My group has decided to take a break from the "punch-in-the-gut emo porn" we've been playing lately. Because we are insane, our next game (starting in early July) will be in the Spelljammer universe, using the Full Light, Full Steam ruleset, a slightly reinterpreted as "fantasy steampunk anime." I've got a reasonable idea of how to handle the setting, but I know the rules will require a few tweaks. Specifically, I'm not sure how I want to handle the following:
Magic
Spelljamming
Ship-to-ship combat
Thoughts? (Josh, I'm looking in your direction, but anyone can feel free to jump it.)
The place I would start would be Attributes and Skills. Attributes you might leave as-is (if you're okay with a strong emphasis on Leadership) -- look them over and determine if they feel 'right.' Skills you'll probably need to rip out and replace. Pick three broad categories of action you want to see in the game (Heroics might stay; Engineering could be replaced with Magic, maybe; how important is Culture in the setting? What do characters do in the setting?). Then find ten specific things that fit into each category.
Note, tangentially, that races make excellent thematic batteries.
My first thought is to treat Magic as Engineering (is there any mundane engineering in the setting?). Look specifically at Gadgeteer. The skill lets you do anything with an appropriate little gadget. Said gadget need not be prepared, built, or bought beforehand; you win the roll, you have an appropriate gadget. You could do the same with spells under categories like Healing, Pyrotechnics, Wayfinding, Scrying, and so on. Make the roll, your understanding of that kind of magic is adequate, and you can fill in the color details of the spell's name and whatnot after the fact.
Ship-to-ship combat is easy to handle, actually. It's just a cooperative roll with most-or-all of the players acting as crew under the commander. Losses result in Hull condition battery discharges.
So in the original Spelljammer, most ships are powered by helms, which, in essence, suck the spellcasting power out of the person sitting in them. Sitting in a helm removes the ability to cast spells that day. The more powerful the spellcaster in the helm, the faster and more maneuverable the ship is.
(To jump back to the earlier comments, it is mostly Skills that I'm looking at replacing.)
Oh, that reminds me: you'd need to consider whether the Health/Grace/Will condition batteries work for Spelljammer. For instance, spelljamming for a day could just discharge a level or two of Will. (Or have the spelljammer make a static check against some high difficulty (even 13) and use the margin of failure to tell you how many levels of Will they lose for spelljamming that day.)

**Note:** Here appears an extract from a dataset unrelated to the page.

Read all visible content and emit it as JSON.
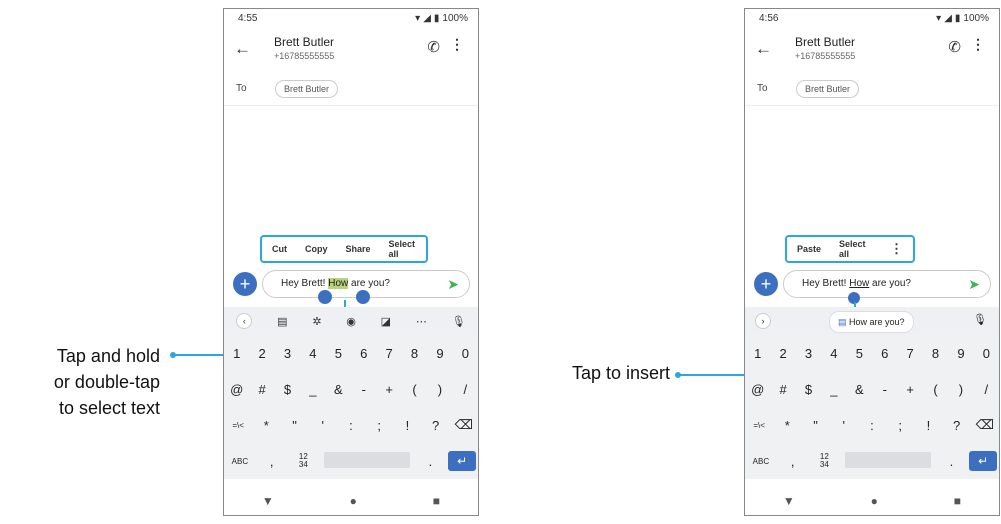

Does Spelljammer have a core story or anything? I think Heroics and Magic would probably do for two skill categories, but I don't know the setting/game well enough to speculate on a third.
I like the idea of magic being treated like gadeteering. I would also treat it like as a characters condition battery. What I mean is sort of a combined skill and condition battery. Simple, low difficulty, spells could be done without discharging the battery while the difficulty of more complex spells would likely only be achievable if the character discharged his magic battery. The actual battery level wouldn't decrease until after the spell roll is resolved.
For example, I want my character to be a mage so I spend some of my points to have a magic battery of three and an acuity of three. Now I want to cast some really powerful spell, like summon popcorn, and we decide it has a difficulty of 12. I will need to be able to count a six twice so I decide to discharge my magic battery and my reckless spell caster thematic battery each for one point. I now have a four and a four, since I don't actually lower my magic battery until after I roll. I roll a one, three, three and a six so I succeeded and now have a nice bowl of popcorn to munch on, but my magic battery is now at a two.
I would treat the helm as a ship's condition battery. Sitting in the helm springs a characters magic battery but charges the ships helm up to the level of the characters current magic battery.
Does that sound workable?
Edit: I would also say if you want to boost your magic you must discharge you magic battery. Depending on how much you want to make magic be a limited recourse, I would say at least one point of the boost to magic must come from your magic battery or at least one. But, you could still boost your stat by discharging a thematic battery.